La Repubblica (A. Di Carlo) – È la notte della Roma che sbanca San Siro, della prima vittoria di Mourinho contro l’Inter da avversario, vissuta a bordo del bus giallorosso nel parcheggio, ma soprattutto è la notte del grande rimpianto dell’Inter, di non aver affondato il colpo e aspettato troppo per portare in nerazzurro un talento puro e geniale come Paulo Dybala.
Perché anche quando le cose non vanno, basta dargli il pallone giusto e lui lo trasforma in oro. Come quando Spinazzola lo cerca sul secondo palo e lui, di prima intenzione, come fanno solo quelli che danno del tu al pallone, impatta di precisione e potenza la sfera: tiro che Handanovic può solo sporcare e il settore ospiti che esplode.
La corsa verso la bandierina mentre sfida con gli occhi il pubblico di San Siro con la sua celebre “Dybala-mask”. Poi si volta di spalle, con i pollici che vanno ad indicare nome e numero. Come a dire: “Ecco cosa vi siete persi”.

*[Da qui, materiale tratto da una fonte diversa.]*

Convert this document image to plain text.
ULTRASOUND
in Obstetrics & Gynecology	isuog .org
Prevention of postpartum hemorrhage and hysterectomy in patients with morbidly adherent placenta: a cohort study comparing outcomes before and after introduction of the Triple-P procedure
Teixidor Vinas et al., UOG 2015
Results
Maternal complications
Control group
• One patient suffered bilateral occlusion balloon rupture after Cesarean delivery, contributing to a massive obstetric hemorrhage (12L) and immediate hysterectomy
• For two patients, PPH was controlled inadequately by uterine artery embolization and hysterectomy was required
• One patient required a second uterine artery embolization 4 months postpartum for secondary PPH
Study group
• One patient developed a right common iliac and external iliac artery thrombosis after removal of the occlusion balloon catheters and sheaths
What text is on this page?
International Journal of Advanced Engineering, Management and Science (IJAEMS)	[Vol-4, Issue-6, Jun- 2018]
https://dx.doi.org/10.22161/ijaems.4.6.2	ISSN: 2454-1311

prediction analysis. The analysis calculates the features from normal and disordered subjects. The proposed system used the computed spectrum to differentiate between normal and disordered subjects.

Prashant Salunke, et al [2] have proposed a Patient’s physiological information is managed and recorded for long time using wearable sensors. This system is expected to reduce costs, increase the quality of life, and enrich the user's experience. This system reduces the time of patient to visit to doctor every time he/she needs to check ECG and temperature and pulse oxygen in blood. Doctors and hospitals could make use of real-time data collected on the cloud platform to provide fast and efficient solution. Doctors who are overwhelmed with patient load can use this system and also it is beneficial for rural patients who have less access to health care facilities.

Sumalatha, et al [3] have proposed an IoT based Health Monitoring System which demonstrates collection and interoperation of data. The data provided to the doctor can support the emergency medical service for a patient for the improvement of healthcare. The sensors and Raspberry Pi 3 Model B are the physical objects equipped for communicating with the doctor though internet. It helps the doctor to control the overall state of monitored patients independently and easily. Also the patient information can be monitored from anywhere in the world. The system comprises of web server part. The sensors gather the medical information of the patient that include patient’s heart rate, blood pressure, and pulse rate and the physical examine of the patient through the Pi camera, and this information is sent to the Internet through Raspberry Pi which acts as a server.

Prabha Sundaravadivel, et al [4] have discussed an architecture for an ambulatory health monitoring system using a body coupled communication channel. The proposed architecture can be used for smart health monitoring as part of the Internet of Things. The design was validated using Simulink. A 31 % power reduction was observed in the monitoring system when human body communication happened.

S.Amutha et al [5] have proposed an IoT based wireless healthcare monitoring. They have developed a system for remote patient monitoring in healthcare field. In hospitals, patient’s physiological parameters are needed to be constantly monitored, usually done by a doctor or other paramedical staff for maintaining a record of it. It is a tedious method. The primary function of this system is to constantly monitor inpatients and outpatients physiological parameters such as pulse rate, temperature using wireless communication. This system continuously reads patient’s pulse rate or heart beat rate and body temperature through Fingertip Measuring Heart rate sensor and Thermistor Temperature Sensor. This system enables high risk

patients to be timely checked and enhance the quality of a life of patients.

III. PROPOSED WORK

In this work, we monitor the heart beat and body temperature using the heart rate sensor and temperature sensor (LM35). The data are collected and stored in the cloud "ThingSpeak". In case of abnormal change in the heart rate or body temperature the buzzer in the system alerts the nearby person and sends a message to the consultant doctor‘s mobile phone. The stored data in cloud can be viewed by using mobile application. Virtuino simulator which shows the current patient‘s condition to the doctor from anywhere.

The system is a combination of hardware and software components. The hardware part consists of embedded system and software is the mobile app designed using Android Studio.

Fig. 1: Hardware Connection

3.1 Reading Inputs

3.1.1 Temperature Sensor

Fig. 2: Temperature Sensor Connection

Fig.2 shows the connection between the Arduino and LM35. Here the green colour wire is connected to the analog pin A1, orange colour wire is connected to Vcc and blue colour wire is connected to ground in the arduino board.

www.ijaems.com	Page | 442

I tifosi nerazzurri ammutoliti, colpiti e affondati, incassano il colpo senza nemmeno fischiare. Perché l’arte non si discute, si ammira, anche quando non la si capisce fino in fondo (tredicesimo gol siglato alle milanesi). Ma il talento di Dybala non ha bisogno di complesse traduzioni, è cristallino ma traducibile in numeri: quattro gol in sette partite di campionato, cinque su nove totali se aggiungiamo quello siglato all’Helsinki in Europa League. Tradotto: se ce l’hai in squadra, è più probabile che a fine gara sia tu a festeggiare.
Solo un crampo al polpaccio stoppa il cronometro della sua gara all’ora di gioco: cambio concordato si mormora da bordo campo, la sensazione, guardando i suoi occhi, è che ne avesse ancora, o meglio che avrebbe voluto regalare ancora un po’ del suo calcio sotto le luci di San Siro. Ma questo Mou lo sapeva, per questo ha stravolto l’attacco mandando in panchina Abraham e protetto la partita dell’argentino. Un capolavoro tattico che ha messo Dybala nella condizione di fare la differenza: a giocatori così bastano pochi minuti, figurarsi un’ora.